School bus drivers striking to break free from LIUNA

As it heads into a second day of a wildcat strike that forced thousands of students to find alternative transportation, the bus company serving the St. Louis (MO) Public Schools indicated a willingness to meet a key demand of drivers.

"We will honor whatever you decide with respect to union representation, as required by law," a representative of First Student, formerly Laidlaw International, wrote to striking drivers Monday afternoon. On Friday, the drivers and bus monitors filed a petition with the National Labor Relations Board stating their intent to split with the School Transportation and Allied Workers' Laborers Local 509, an affiliate of the Laborers' International Union of North America.

The drivers followed up Monday with a walkout to protest what they said was the union's unauthorized approval of a 90-day contract extension. About 500 of the district's 840 drivers were off the job Monday.

Union negotiators and First Student returned to the bargaining table Monday afternoon.

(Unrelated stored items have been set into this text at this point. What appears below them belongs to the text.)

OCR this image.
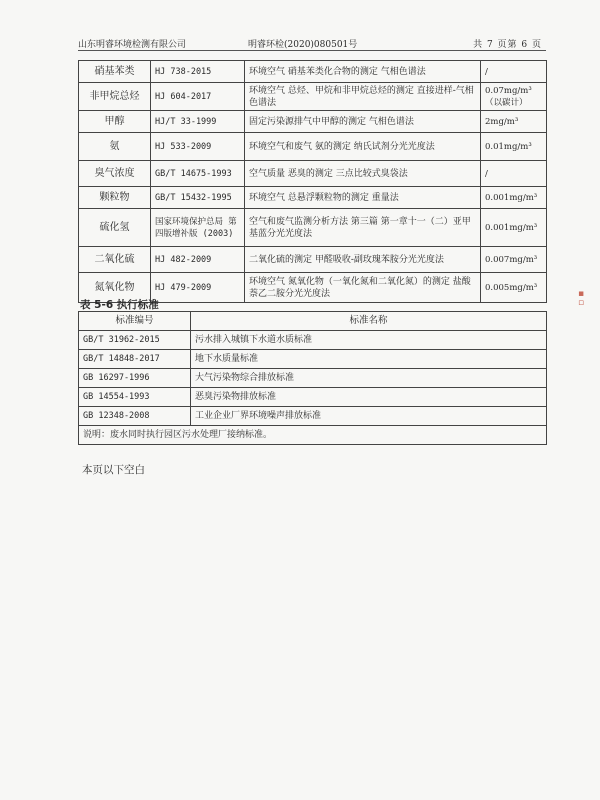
山东明睿环境检测有限公司	明睿环检(2020)080501号	共 7 页第 6 页
硝基苯类	HJ 738-2015	环境空气 硝基苯类化合物的测定 气相色谱法	/
非甲烷总烃	HJ 604-2017	环境空气 总烃、甲烷和非甲烷总烃的测定 直接进样-气相色谱法	0.07mg/m³（以碳计）
甲醇	HJ/T 33-1999	固定污染源排气中甲醇的测定 气相色谱法	2mg/m³
氨	HJ 533-2009	环境空气和废气 氨的测定 纳氏试剂分光光度法	0.01mg/m³
臭气浓度	GB/T 14675-1993	空气质量 恶臭的测定 三点比较式臭袋法	/
颗粒物	GB/T 15432-1995	环境空气 总悬浮颗粒物的测定 重量法	0.001mg/m³
硫化氢	国家环境保护总局 第四版增补版 (2003)	空气和废气监测分析方法 第三篇 第一章十一（二）亚甲基蓝分光光度法	0.001mg/m³
二氧化硫	HJ 482-2009	二氧化硫的测定 甲醛吸收-副玫瑰苯胺分光光度法	0.007mg/m³
氮氧化物	HJ 479-2009	环境空气 氮氧化物（一氧化氮和二氧化氮）的测定 盐酸萘乙二胺分光光度法	0.005mg/m³
表 5-6 执行标准
标准编号	标准名称
GB/T 31962-2015	污水排入城镇下水道水质标准
GB/T 14848-2017	地下水质量标准
GB 16297-1996	大气污染物综合排放标准
GB 14554-1993	恶臭污染物排放标准
GB 12348-2008	工业企业厂界环境噪声排放标准
说明：废水同时执行园区污水处理厂接纳标准。	
本页以下空白
▪
▫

A spokesman for the drivers said they want to bypass the union and negotiate directly with First Student.

"We are willing to do our routes until we can get someone we can trust to sit down with (First Student)," said Andre LaGrand. "We want someone who will be true spokespeople for us, that's what we're looking for."

Wayne Gensler, an area vice president for First Student, said the company is legally bound to meet with Local 509 representatives.

In an effort to head off more disruptions, however, Gensler and First Student invited the drivers — who say representation by the Teamsters would better serve their interests — to join the discussions as well.

"We want to talk with them, but we don't know who to talk with right now," Gensler said.

The district's drivers are asking for higher wages and, if possible, a benefit package. Under the current contract, they receive no benefits.

"All we want is to live like normal people," said driver Venezia Nunley. "We want to be able to go to the doctor, go to the dentist and get eyeglasses so we can see. We make too much for food stamps, we make too much to be eligible for day-care assistance. We're just stuck in the middle."

Meanwhile, disruptions on more than half of the district's 545 bus routes put parents in a bind as well.

Nelson Kennedy left work shortly before 2 p.m., summoned to Carr Lane Middle School to pick up his seventh-grade daughter.

"You always expect something to go wrong with the buses," Kennedy said. "It's just a matter of what degree."

School officials said student attendance across the district averaged 75 percent Monday.

Of the 1,900 students who attend Parkway and Pattonville schools as part of the city-county transfer program, 900 missed classes because of the walkout, said a spokeswoman for the Voluntary Interdistrict Choice Corporation.